As the nation resumed work after a lengthy holiday, Iran’s rial currency fell to a historic low against the US dollar on Saturday. It costs more than 1 million rials for one US dollar, and tensions between Tehran and Washington are expected to drive it considerably lower.
Due to currency shops closing and only informal street trade occurring during the Persian New Year, Nowruz, the exchange rate fell to more than 1 million rials, further straining the market. However, the rate dropped even more to 1,043,000 to the dollar as traders returned to work on Saturday, indicating that the new low was here to stay.
As doubt loomed about how much lower the rial could sink, some merchants even turned off their electronic signs displaying the going rate on Ferdowsi Street in Tehran, the capital and the center of Iran’s money exchanges.
Reza Sharifi, who works at one exchange, stated, “We turn it off since we are not sure about the successive changes of the rate.”
International sanctions have had a serious negative impact on Iran’s economy, especially since U.S. President Donald Trump unilaterally pulled out of Tehran’s nuclear agreement with other nations in 2018. The rial was trading at 32,000 to the dollar at the time of the 2015 agreement, which saw Iran significantly reduce its uranium enrichment and stockpiling in exchange for the removal of international sanctions.
Trump resumed his so-called “maximum pressure” campaign against Tehran with sanctions in January, following his return to the White House for a second term. He targeted companies that dealt in Iranian crude oil once more, especially those that sold it cheaply in China.
In the meantime, Trump has written to Ayatollah Ali Khamenei, the supreme leader of Iran, in an attempt to initiate direct negotiations between Washington and Tehran. Iran has so far insisted that it is open to indirect negotiations, but during the Biden administration, these talks have not advanced.
After Israel destroyed other militant groups during its war on Hamas in the Gaza Strip, Trump is now launching a fierce bombardment campaign against the Iranian-backed Houthi rebels in Yemen, who are the final group in Tehran’s self-described “Axis of Resistance” capable of attacking Israel.
Market analyst Mehdi Darabi told Tehran’s Donay-e-Eqtesad economic journal that he thought foreign pressures in recent months led to “expectations for the possibility of a decrease in oil sales and more inflation, and it caused a higher rate for hard currencies.”
The public’s savings have been wiped out by economic upheavals, forcing the average Iranian to hoard hard currency, gold, automobiles, and other material possessions. Others invest in cryptocurrency or fall for schemes that promise quick riches.
While women continue to disobey the law on Tehran’s streets, internal political pressure over the mandated hijab, or headscarf, is still raging. Additionally, there are still rumors that the government may raise the price of the nation’s subsidized petrol, which has previously led to riots across the nation.
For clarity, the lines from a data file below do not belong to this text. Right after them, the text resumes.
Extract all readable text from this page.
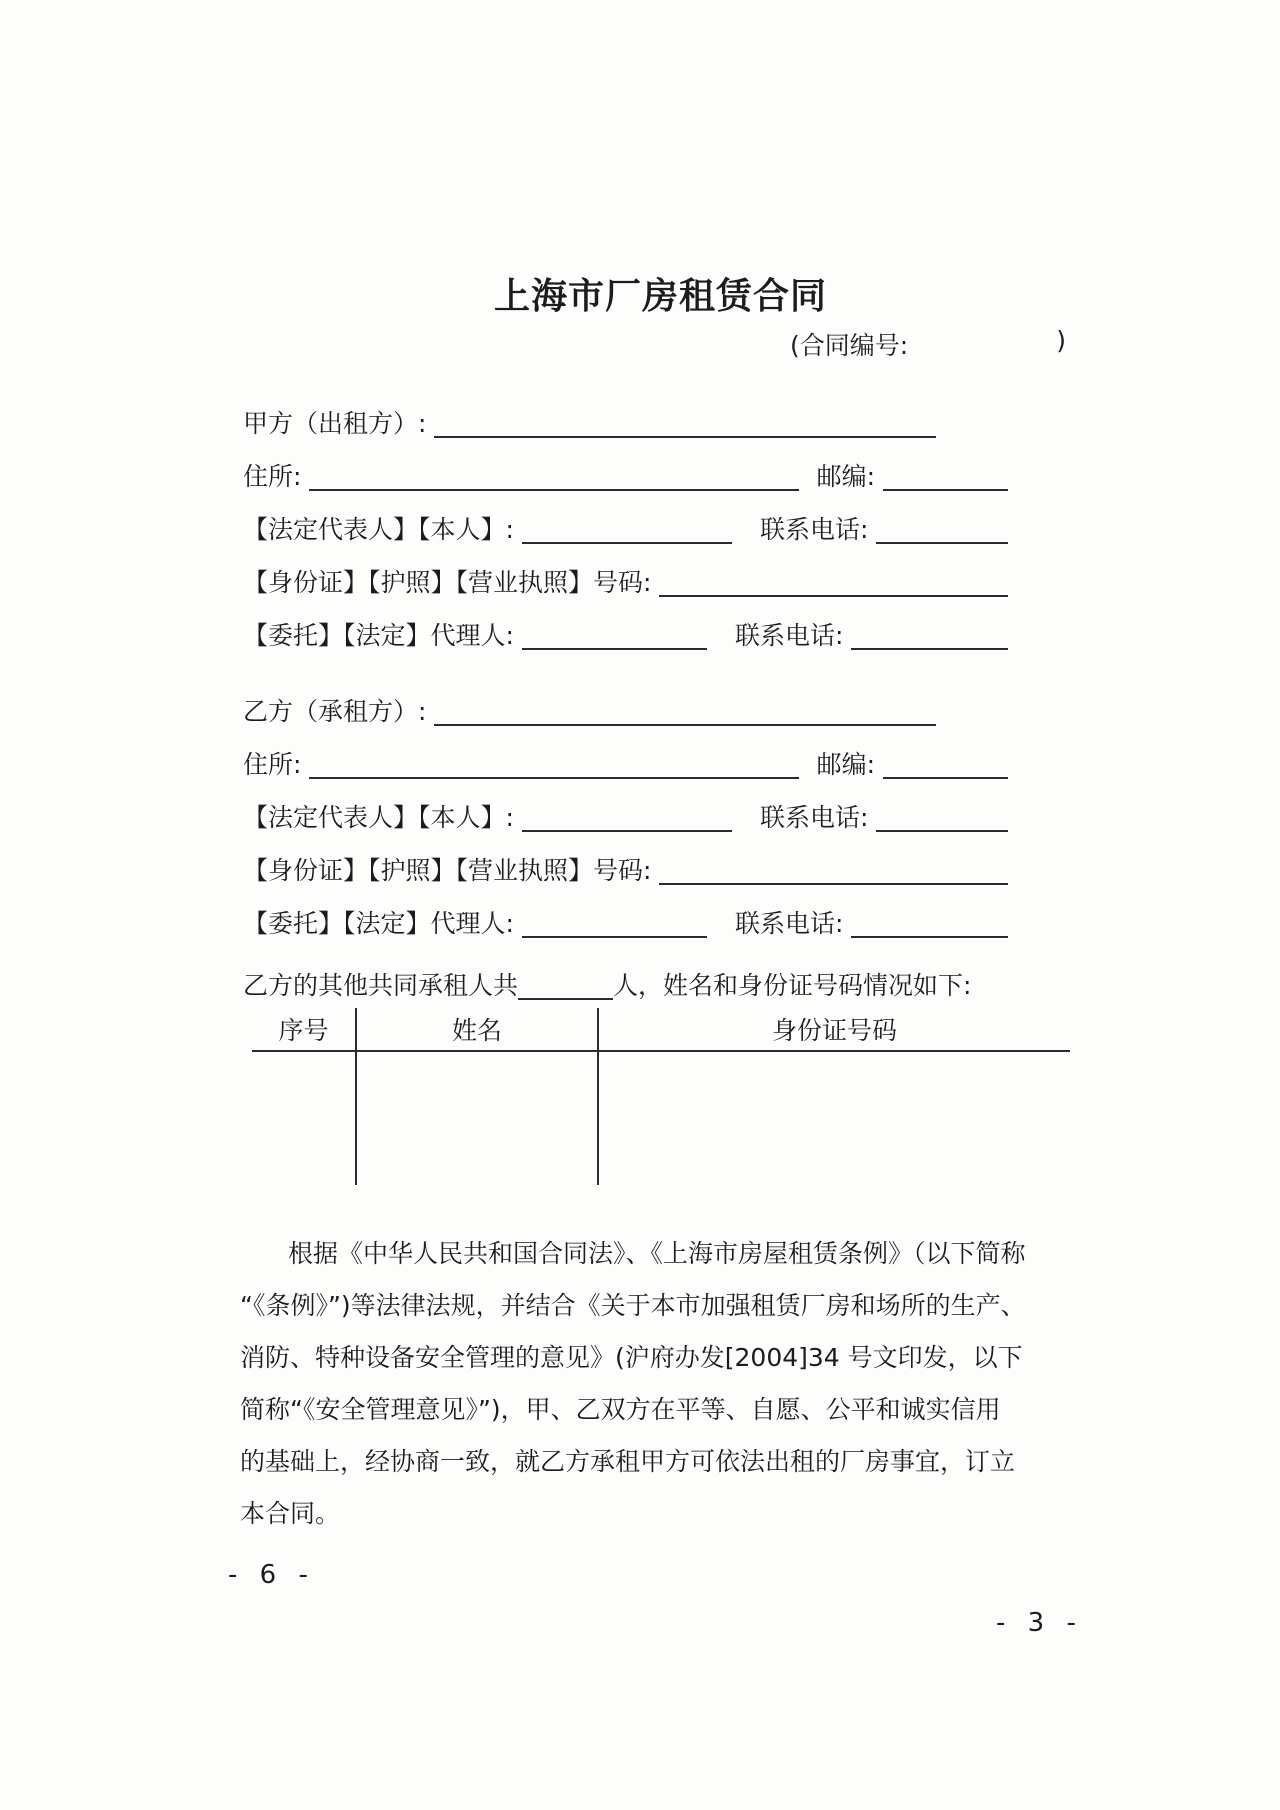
上海市厂房租赁合同
(合同编号:	)
甲方（出租方）:
住所:	邮编:
【法定代表人】【本人】:	联系电话:
【身份证】【护照】【营业执照】号码:
【委托】【法定】代理人:	联系电话:
乙方（承租方）:
住所:	邮编:
【法定代表人】【本人】:	联系电话:
【身份证】【护照】【营业执照】号码:
【委托】【法定】代理人:	联系电话:
乙方的其他共同承租人共	人，姓名和身份证号码情况如下:
序号	姓名	身份证号码
根据《中华人民共和国合同法》、《上海市房屋租赁条例》（以下简称
“《条例》”)等法律法规，并结合《关于本市加强租赁厂房和场所的生产、
消防、特种设备安全管理的意见》(沪府办发[2004]34 号文印发，以下
简称“《安全管理意见》”)，甲、乙双方在平等、自愿、公平和诚实信用
的基础上，经协商一致，就乙方承租甲方可依法出租的厂房事宜，订立
本合同。
- 6 -
- 3 -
Masoud Pezeshkian, the reformist president of Iran, has also been under increased pressure as a result of the declining rial. Abdolnasser Hemmati, Iran’s finance minister, was impeached by the Iranian parliament in March, when the currency was at 930,000 rials to the US dollar, due to the crash and allegations of poor management.
According to state media, Pezeshkian also fired Shahram Dabiri, his vice president in charge of legislative relations, for taking an opulent Antarctic cruise out of anger about government expenditures. Even though Dabiri and his wife reportedly paid for their trip with their own money, the Instagram pictures of their trip infuriated the Iranian public, who are already struggling to make ends meet.
In dismissing Dabiri, who has yet to provide a public explanation for his trip, Pezeshkian stated, “In a situation where the economic pressures on people are huge and the number of deprived people is massive, expensive recreational trips by officials, even with their own personal funds, are not defensible or reasonable.”